Dans le cas où, contre toute probabilité, les soldats eussent traversé le ruisseau à l’endroit même où les Indiens se tenaient cachés, ceux-ci, comptant sur leur adresse et sur leur agilité, fussent brusquement sortis du fossé, et eussent pris rapidement la fuite vers la forêt.

Nous suivrons les Piannakotaws qui emmènent à leur kraal, éloigné de six lieues environ de cette scène, le Lion superbe et la Queue brillante.


CHAPITRE XXIV.

Le kraal.


Le kraal, ou village des Indiens Piannakotaws dont l’Ourow-Kourow était le chef, s’étendait non loin du bord de la mer, entre deux affluents des rivières d’Iracouba et de Commana.

Un bois de cocotiers et de palmiers l’ombrageait au nord ; au midi, des cultures de riz, de la plus verdoyante fraîcheur, s’étendaient à perte de vue.

Les carbets, ou huttes des Indiens, construits en formes coniques, et recouverts de longues feuilles de latanier séchées par le soleil, s’élevaient sans ordre à mi-côte d’une petite colline.

Au milieu de ces cabanes, les dépassant de huit à dix pieds, on voyait le tabouï, ou grand carbet, espèce de halle de soixante pieds de longueur sur dix de largeur.

Dans ce bâtiment se rassemblaient les guerriers et les vieillards de la tribu lorsqu’on devait prendre quelque grave résolution.

C’est aussi là que les prêtres évoquaient Mama-Jumboë, ou Yawahon le Grand-Esprit. C’est enfin dans le tabouï que se consommaient les sacrifices humains dont on a parlé.

La seule différence qui existait entre le tabouï et les autres carbets, c’est qu’au lieu d’être clos par un mur, il était seulement entouré d’une galerie à jour formée des troncs d’arbres qui soutenaient le toit.

Lorsque les guerriers, les vieillards ou les sacrificateurs ne l’occupaient pas, le tabouï servait de lieu d’assemblée aux femmes, qui venaient y tisser, avec des fils de coton de diverses couleurs, les hamacs dont se servent les Indiens. D’autres tressaient des pagaras, ou corbeilles de jonc, d’un travail si parfait qu’elles sont impénétrables à l’eau.

Ce jour-là, le soleil, dans toute sa dévorante ardeur, jetait ses rayons verticaux sur le kraal aux toits d’un brun doré, et sur les palmiers et les cocotiers qui l’ombrageaient.

Les feuilles épaisses et lustrées de ces arbres, que la nature semble avoir voulu préserver de l’action torréfiante de la chaleur des tropiques par un vernis dur et brillant, étincelaient comme de la porcelaine verte ; quelques cigognes fendaient le ciel, d’un bleu sombre.

Les vastes rizières déroulaient au loin leurs tapis d’émeraudes de chaque côté d’un chemin calciné qui poudroyait au soleil.

À l’horizon, on voyait les derniers massifs de la forêt noyés dans une vapeur rougeâtre ; la chaleur était étouffante ; la brise, au lieu d’être fraîche, apportait un air lourd et chaud comme celui qui sort d’une fournaise.

Le tabouï, ou grand carbet du kraal, était rempli de femmes indiennes qui y venaient chercher la fraîcheur à l’ombre de grandes pièces de coton rayées de bleu et de blanc, nommées sagapore. Ces vastes rideaux, suspendus entre les pilastres rustiques qui supportaient le toit, jetaient un demi-jour dans l’intérieur du tabouï.

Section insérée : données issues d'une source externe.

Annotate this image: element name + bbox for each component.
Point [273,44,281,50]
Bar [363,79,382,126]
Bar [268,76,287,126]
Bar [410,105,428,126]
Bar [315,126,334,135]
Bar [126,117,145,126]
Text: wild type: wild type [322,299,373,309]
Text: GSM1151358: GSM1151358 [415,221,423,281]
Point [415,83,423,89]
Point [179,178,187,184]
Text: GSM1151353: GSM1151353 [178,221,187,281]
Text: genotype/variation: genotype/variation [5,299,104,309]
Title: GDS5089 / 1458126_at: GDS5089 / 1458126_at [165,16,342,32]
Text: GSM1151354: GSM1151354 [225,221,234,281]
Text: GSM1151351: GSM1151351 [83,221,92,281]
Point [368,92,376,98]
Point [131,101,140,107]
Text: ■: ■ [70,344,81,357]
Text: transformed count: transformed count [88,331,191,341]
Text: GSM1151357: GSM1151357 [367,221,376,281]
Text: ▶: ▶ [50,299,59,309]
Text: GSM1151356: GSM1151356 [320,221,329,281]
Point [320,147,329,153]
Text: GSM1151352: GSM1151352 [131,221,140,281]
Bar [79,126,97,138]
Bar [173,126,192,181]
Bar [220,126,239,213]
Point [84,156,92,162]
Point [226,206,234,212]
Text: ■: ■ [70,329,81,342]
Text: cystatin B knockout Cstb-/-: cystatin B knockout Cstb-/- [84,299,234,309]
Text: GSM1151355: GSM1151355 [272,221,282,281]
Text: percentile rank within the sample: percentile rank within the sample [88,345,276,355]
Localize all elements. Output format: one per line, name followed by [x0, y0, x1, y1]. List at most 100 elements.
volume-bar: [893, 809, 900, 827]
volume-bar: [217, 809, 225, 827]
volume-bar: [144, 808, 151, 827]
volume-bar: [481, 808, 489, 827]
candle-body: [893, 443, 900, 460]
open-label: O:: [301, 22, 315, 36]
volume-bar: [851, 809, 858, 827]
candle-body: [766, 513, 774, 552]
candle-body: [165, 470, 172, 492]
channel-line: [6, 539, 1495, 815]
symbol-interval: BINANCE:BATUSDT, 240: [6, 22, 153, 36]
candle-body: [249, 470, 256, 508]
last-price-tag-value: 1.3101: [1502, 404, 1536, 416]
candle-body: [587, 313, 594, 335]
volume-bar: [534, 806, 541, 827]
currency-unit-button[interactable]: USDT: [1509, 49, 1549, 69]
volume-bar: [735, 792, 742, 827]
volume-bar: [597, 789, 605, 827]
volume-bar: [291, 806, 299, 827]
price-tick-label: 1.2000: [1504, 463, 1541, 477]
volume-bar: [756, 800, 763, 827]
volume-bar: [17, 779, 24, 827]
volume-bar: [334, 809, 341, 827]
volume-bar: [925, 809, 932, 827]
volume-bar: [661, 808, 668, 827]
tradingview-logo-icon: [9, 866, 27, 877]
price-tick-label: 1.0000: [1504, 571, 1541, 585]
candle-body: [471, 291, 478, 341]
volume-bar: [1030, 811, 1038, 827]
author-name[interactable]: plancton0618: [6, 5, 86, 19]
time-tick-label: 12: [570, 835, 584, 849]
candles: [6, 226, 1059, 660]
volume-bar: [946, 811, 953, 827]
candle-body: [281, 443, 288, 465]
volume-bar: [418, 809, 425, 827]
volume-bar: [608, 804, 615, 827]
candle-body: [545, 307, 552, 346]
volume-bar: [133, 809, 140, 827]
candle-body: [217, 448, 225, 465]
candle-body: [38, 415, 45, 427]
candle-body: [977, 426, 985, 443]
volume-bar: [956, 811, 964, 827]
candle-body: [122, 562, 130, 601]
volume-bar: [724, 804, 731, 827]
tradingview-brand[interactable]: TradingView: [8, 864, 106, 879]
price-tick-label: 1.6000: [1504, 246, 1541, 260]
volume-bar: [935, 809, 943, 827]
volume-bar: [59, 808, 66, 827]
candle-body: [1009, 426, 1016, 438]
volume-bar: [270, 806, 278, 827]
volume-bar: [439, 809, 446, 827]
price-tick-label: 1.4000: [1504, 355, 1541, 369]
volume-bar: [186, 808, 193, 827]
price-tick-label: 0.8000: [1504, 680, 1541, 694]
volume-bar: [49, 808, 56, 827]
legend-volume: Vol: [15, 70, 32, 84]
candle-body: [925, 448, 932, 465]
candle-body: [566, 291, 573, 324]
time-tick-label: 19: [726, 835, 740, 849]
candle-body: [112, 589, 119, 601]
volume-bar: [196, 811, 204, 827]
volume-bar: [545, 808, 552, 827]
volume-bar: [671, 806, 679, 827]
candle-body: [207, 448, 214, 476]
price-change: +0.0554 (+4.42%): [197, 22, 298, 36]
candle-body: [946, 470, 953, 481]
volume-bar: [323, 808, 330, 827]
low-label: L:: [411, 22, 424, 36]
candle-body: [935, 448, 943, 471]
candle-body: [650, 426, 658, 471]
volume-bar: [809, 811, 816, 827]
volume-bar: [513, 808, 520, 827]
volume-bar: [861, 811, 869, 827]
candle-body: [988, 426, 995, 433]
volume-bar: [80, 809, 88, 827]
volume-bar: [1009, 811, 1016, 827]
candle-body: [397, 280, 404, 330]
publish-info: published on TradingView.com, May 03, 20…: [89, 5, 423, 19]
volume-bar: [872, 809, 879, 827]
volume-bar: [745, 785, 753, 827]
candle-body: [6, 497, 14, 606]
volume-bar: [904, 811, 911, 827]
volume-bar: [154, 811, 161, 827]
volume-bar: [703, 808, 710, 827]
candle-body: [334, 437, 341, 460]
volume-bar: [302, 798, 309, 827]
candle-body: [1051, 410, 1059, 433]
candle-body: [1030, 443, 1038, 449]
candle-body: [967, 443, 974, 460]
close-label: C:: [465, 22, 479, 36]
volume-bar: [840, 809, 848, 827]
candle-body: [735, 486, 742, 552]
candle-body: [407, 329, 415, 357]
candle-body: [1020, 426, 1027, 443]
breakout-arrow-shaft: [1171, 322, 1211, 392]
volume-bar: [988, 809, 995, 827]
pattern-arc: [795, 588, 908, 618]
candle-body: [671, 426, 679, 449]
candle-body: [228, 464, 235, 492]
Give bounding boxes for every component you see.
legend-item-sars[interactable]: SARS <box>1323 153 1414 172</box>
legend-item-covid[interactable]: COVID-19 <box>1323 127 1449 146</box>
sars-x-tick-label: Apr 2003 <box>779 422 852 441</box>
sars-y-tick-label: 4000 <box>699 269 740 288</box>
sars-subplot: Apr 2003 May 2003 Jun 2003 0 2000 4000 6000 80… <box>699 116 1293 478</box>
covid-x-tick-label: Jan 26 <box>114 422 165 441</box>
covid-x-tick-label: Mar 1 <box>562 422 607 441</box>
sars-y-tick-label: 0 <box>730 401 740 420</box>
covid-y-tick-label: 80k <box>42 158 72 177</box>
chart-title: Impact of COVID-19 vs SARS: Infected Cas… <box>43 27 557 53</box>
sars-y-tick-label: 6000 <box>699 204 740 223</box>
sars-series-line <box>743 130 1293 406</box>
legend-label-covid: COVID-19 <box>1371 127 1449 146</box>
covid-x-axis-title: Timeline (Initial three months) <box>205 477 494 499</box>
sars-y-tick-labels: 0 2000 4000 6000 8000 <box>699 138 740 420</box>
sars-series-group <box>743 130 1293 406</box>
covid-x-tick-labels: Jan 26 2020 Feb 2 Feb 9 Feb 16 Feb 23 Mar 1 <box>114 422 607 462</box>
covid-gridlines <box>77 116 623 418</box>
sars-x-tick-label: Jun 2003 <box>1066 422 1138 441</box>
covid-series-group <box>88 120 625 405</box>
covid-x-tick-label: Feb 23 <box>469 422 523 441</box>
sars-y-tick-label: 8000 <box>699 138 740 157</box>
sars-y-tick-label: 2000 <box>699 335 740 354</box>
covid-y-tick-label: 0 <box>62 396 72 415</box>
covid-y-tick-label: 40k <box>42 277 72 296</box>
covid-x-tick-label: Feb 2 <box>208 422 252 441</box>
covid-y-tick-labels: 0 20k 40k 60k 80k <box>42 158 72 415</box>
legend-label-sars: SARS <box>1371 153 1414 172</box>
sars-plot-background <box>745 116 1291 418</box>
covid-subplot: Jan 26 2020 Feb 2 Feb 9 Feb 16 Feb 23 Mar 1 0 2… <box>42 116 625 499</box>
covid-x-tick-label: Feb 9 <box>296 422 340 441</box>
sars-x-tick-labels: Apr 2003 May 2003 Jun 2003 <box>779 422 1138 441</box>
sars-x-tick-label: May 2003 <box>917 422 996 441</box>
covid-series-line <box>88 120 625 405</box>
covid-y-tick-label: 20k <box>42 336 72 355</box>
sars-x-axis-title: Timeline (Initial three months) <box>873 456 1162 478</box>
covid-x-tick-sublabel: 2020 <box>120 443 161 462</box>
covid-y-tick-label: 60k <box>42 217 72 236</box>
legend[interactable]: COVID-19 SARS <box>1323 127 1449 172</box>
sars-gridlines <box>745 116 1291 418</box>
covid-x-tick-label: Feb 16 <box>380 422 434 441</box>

Un événement assez romanesque était le sujet de l’entretien général.

Baboün-Knify, la sorcière indienne, qui avait été envoyée au camp de Zam-Zam en échange d’une devineresse noire, venait de retrouver sa fille en arrivant au kraal, dont elle était partie depuis plusieurs mois.

Cette fille, qu’elle avait perdue tout enfant, était Jaguarette.

Après l’enlèvement d’Adoë par les gens de l’Ourow-Kourow, croyant sa maîtresse désormais au pouvoir d’Oultok le Borgne, la petite Indienne, satisfaite dans sa vengeance et dans sa jalousie, avait abandonné Sporterfigdt, et s’était réfugiée dans le kraal.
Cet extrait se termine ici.